Portoferraio – “Quello che è accaduto recentemente, con la dispersione in mare e il conseguente spiaggiamento di grumi di materiale schiumoso lungo la costa toscana, non è più tollerabile. Solo in mare sono state raccolti 350 kg di questi materiali, questi stessi sono stati rinvenuti in moltissime spiagge, anche dai tecnici di Goletta Verde e purtroppo sulle spiagge continuano ad arenarsi.  È necessario individuare al più presto i colpevoli e far in modo che questi risarciscano il grave danno creato”. È l’appello che arriva da Goletta Verde, la storica imbarcazione di Legambiente che da domani sarà all’Isola d’Elba, ormeggiata fino al 29 giugno a Portoferraio.

Anche durante i monitoraggi sulla qualità delle acque che in questi giorni stanno eseguendo i tecnici di Goletta lungo le coste toscane sono state trovate le schiume sintetiche: a Pietrasanta – Fiumetta; a Scarlino – Canale Solmine, Marina di Grosseto, che si aggiungono a tutte le altre aree della costa già denunciate, all’Isola d’Elba, sulle coste del Parco regionale della Maremma e in Liguria.

“Si tratta di sversamenti criminali, che mettono a rischio ambiente ed economia turistica”, afferma Giorgio Zampetti, responsabile scientifico di Legambiente.

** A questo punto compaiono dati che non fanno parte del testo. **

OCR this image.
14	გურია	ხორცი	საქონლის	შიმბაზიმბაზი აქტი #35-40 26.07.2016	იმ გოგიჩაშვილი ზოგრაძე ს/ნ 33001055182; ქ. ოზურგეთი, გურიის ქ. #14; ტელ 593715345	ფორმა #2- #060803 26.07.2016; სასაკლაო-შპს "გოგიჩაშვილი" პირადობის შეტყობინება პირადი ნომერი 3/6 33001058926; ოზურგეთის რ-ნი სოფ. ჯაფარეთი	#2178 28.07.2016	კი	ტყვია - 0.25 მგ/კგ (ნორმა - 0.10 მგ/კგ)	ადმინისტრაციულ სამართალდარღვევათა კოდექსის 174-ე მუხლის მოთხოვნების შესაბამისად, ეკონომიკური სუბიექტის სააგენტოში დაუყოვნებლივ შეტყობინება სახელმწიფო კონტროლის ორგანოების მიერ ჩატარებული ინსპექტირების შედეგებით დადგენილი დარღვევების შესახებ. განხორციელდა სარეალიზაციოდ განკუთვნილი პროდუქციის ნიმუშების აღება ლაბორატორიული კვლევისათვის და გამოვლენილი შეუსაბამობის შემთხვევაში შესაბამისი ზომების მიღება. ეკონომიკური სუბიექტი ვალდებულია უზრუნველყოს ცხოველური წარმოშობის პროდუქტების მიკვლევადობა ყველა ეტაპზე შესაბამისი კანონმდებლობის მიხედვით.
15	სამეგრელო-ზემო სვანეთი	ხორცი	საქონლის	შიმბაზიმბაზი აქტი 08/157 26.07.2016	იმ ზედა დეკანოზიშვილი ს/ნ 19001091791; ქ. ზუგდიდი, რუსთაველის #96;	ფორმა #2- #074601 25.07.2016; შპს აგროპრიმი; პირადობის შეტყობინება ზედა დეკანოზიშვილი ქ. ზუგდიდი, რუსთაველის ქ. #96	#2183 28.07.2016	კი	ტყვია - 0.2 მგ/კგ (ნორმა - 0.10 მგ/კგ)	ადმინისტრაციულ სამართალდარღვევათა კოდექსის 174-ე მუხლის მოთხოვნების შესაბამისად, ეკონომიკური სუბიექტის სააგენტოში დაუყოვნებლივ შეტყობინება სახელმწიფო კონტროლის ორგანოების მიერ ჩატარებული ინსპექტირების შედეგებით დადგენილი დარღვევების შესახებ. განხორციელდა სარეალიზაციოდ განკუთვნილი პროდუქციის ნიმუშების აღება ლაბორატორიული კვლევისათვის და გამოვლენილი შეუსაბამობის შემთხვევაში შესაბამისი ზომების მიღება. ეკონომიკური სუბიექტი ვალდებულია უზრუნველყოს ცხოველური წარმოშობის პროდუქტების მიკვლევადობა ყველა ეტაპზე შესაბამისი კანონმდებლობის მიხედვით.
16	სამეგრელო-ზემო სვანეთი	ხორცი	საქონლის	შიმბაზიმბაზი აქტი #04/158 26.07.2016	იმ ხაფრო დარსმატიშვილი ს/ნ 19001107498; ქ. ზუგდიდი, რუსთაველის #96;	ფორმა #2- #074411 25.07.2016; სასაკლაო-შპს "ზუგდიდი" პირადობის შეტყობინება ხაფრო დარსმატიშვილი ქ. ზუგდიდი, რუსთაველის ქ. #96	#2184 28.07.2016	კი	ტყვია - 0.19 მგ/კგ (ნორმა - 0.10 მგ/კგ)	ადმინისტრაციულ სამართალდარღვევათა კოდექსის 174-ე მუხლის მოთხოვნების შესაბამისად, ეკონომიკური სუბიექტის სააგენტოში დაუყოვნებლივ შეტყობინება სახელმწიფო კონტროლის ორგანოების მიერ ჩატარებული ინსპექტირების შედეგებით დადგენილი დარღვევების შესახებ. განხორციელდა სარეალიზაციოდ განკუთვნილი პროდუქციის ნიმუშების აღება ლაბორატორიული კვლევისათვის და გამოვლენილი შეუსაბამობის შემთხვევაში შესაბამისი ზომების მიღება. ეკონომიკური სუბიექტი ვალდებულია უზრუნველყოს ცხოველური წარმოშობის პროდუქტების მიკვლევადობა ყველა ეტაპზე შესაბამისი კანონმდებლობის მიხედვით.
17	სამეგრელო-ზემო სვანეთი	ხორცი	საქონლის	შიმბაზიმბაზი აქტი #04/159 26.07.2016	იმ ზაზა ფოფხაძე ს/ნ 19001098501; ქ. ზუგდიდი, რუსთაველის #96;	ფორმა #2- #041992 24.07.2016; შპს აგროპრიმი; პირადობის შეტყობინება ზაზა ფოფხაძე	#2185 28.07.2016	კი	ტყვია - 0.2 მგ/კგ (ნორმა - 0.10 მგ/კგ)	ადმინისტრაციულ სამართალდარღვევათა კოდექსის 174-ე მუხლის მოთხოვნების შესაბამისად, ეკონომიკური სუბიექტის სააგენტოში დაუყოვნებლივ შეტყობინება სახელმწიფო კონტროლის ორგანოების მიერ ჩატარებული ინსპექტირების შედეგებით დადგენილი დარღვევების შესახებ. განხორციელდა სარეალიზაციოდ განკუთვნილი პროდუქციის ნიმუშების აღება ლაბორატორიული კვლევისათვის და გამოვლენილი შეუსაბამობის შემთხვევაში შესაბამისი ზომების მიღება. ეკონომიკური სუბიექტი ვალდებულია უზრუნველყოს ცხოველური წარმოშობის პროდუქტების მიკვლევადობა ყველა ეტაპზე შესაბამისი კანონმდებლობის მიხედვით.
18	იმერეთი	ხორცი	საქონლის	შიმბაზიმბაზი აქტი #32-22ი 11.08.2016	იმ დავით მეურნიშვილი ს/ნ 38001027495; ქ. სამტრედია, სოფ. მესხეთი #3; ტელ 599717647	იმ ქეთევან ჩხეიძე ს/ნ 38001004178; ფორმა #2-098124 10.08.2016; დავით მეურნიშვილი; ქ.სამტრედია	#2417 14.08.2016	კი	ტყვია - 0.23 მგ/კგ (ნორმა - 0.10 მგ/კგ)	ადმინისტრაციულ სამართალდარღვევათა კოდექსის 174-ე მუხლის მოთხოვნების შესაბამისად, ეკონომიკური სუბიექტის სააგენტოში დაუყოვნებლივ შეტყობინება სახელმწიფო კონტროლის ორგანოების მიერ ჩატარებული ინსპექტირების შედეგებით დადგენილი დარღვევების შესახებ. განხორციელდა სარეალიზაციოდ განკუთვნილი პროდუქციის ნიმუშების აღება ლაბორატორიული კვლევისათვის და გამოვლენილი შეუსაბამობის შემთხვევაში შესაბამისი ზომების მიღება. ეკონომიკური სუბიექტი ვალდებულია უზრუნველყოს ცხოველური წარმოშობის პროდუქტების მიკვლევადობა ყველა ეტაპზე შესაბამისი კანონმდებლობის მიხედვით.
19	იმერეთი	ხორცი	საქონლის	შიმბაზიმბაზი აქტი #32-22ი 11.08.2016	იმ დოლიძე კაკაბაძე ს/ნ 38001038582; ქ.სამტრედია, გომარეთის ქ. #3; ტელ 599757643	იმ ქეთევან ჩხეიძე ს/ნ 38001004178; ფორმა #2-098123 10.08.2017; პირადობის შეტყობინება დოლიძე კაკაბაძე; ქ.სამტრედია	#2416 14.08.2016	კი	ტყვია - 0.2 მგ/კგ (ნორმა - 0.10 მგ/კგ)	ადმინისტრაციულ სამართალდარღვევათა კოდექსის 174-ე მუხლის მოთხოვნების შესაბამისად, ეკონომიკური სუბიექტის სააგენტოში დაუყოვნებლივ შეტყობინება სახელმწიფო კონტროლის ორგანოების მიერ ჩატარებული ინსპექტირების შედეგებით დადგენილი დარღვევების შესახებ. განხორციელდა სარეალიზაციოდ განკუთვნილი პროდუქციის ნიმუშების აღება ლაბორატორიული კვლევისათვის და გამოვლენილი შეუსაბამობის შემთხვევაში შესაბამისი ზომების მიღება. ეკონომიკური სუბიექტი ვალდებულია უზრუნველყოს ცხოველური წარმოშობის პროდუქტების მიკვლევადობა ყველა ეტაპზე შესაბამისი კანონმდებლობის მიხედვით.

Il materiale è stato riscontrato su diverse spiagge della Toscana e segnalazioni sono giunte anche dalla Liguria, in una zona preziosa e delicata dal punto di vista della biodiversità, quale è il santuario dei cetacei Pelagos.

Secondo Legambiente “è necessario continuare a monitorare il problema e approfondire tutti i possibili effetti di questo inquinamento”. Dai primi risultati dell’Arpat emerge infatti la presenza, all’interno di questo materiale, di sostanze pericolose come idrocarburi e idrocarburi alifatici, materiali per i quali non si può escludere il rischio per la fauna marina, per uccelli, cetacei, pesci. Si tratta di schiume di paraffina sintetica classificate come “marine litter” e diverse ricerche riportano impatti assimilabili a quelli della presenza di plastiche in mare; materiali per i quali è stata già documentata l’ingestione da parte degli animali che li scambiano per cibo. Una recente ricerca di un gruppo indipendente di esperti realizzata nel mare del nord della Germania evidenzia la presenza di queste schiume nel 20% nello stomaco dei fulmari, un uccello molto diffuso nell’Atlantico settentrionale.